Differences on shaping the states based on single or multiple ethnicities was the one issue that divided Maoists and Madhesi parties on one side and Nepali Congress and Communist Party of Nepal (Unified Marxist Leninist) on the other and finally resulted in breakdown of talks.
Despite getting two additional years to the two they were allotted initially to draft a new statute, Nepal’s 601 lawmakers failed to complete the task not to talk of failing the country.
As the country embarks on another wait and gets set to elect a new group of lawmakers in November let’s pause to think how important a constitution is for a country.
It needs to be mentioned that if the new constitution had been promulgated, it would have been the seventh one for Nepal in six decades—clearly showing that the country hasn’t had a great experience with constitutions.

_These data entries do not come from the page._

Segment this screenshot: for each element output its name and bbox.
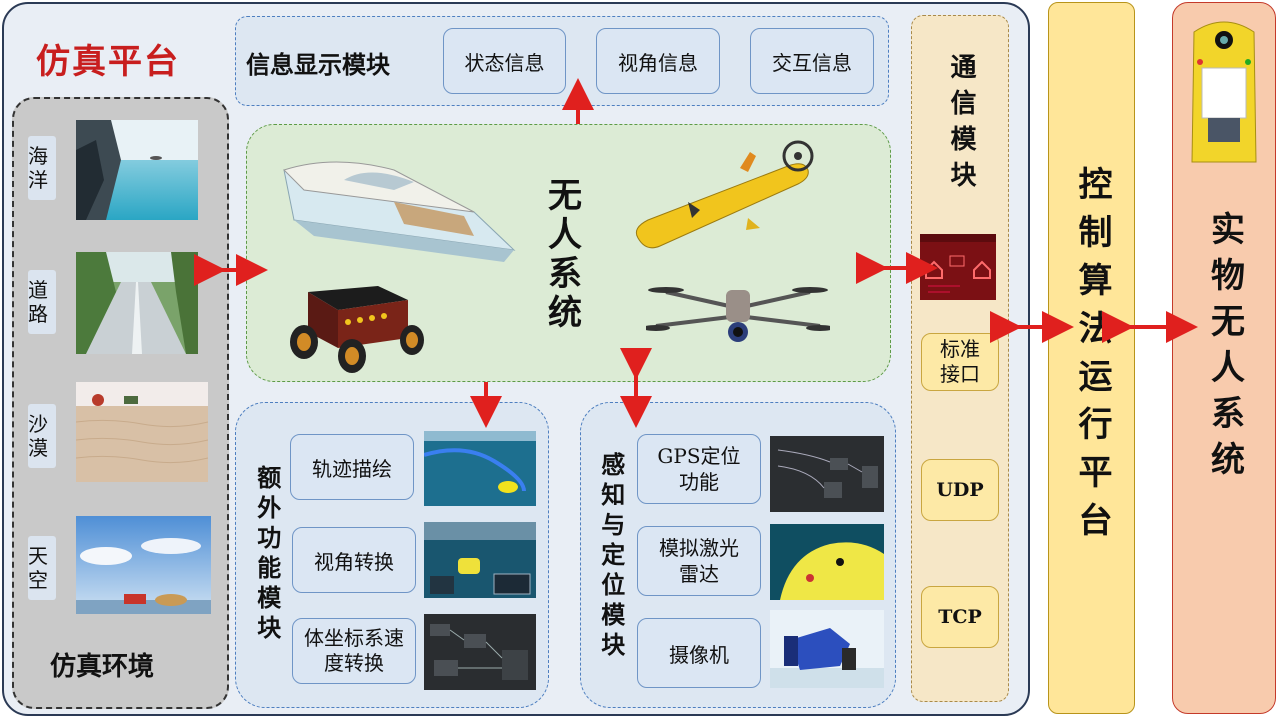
communication-software-image [920,234,996,300]
lidar-image [770,524,884,600]
environment-label-sky: 天空 [28,536,56,600]
extra-functions-title: 额外功能模块 [252,465,282,645]
info-item-view: 视角信息 [596,28,720,94]
environment-label-road: 道路 [28,270,56,334]
perception-item-lidar: 模拟激光雷达 [637,526,761,596]
gps-image [770,436,884,512]
desert-image [76,382,208,482]
info-item-status: 状态信息 [443,28,566,94]
view-switch-image [424,522,536,598]
perception-item-camera: 摄像机 [637,618,761,688]
info-display-title: 信息显示模块 [246,50,390,79]
environment-label-ocean: 海洋 [28,136,56,200]
control-platform: 控制算法运行平台 [1048,2,1135,714]
ugv-image [290,286,424,373]
extra-item-trajectory: 轨迹描绘 [290,434,414,500]
extra-item-view-switch: 视角转换 [292,527,416,593]
perception-item-gps: GPS定位功能 [637,434,761,504]
physical-robot-image [1191,21,1257,163]
comm-item-standard-interface: 标准接口 [921,333,999,391]
unmanned-system-title: 无人系统 [548,175,582,334]
environment-label-desert: 沙漠 [28,404,56,468]
velocity-transform-image [424,614,536,690]
sky-image [76,516,211,614]
communication-title: 通信模块 [945,53,976,197]
comm-item-udp: UDP [921,459,999,521]
auv-image [635,140,814,249]
boat-image [283,161,516,262]
perception-title: 感知与定位模块 [596,452,626,662]
info-item-interaction: 交互信息 [750,28,874,94]
camera-image [770,610,884,688]
extra-item-velocity-transform: 体坐标系速度转换 [292,618,416,684]
simulation-platform-title: 仿真平台 [36,42,180,82]
drone-image [646,287,830,342]
ocean-image [76,120,198,220]
road-image [76,252,198,354]
comm-item-tcp: TCP [921,586,999,648]
environment-title: 仿真环境 [50,652,155,682]
trajectory-image [424,431,536,506]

And there’s no guarantee that the seventh would cure all ills.
There are countries that have managed to function without a formal written constitution. The most prominent and oft cited example is of United Kingdom. Though the country enacted two statutes in the 17th century—they were made redundant in less than a decade.
Other examples are Canada, New Zealand and Saudi Arabia. But the one case that might be of interest to Nepal is of Israel. Despite having promised to give itself a constitution in 1948, the country has thrived without one for over six decades.
On the other hand there are countries in South America like Dominican Republic (38), Venezuela (26), Haiti (24) and Ecuador (20), which are very prolific in constitution making. Closer home Thailand is the leader in Asia with 17 constitutions till date.
And there are examples like USA where one single constitution has remained in force for 225 years. Nepal’s southern neighbour India has also managed well with one constitution for over six decades now.
The Amercian Heritage Dictionary describes constitution as the system of fundamental laws and principles that prescribes the nature, functions, and limits of a government or other institution. It can also mean the document on which such system is recorded.
Nepal may take some more years to get such a document. But till that happens, the interim constitution that is in place should suffice adequately as long as the government functions well and rights of all citizens are protected like in any other democracy.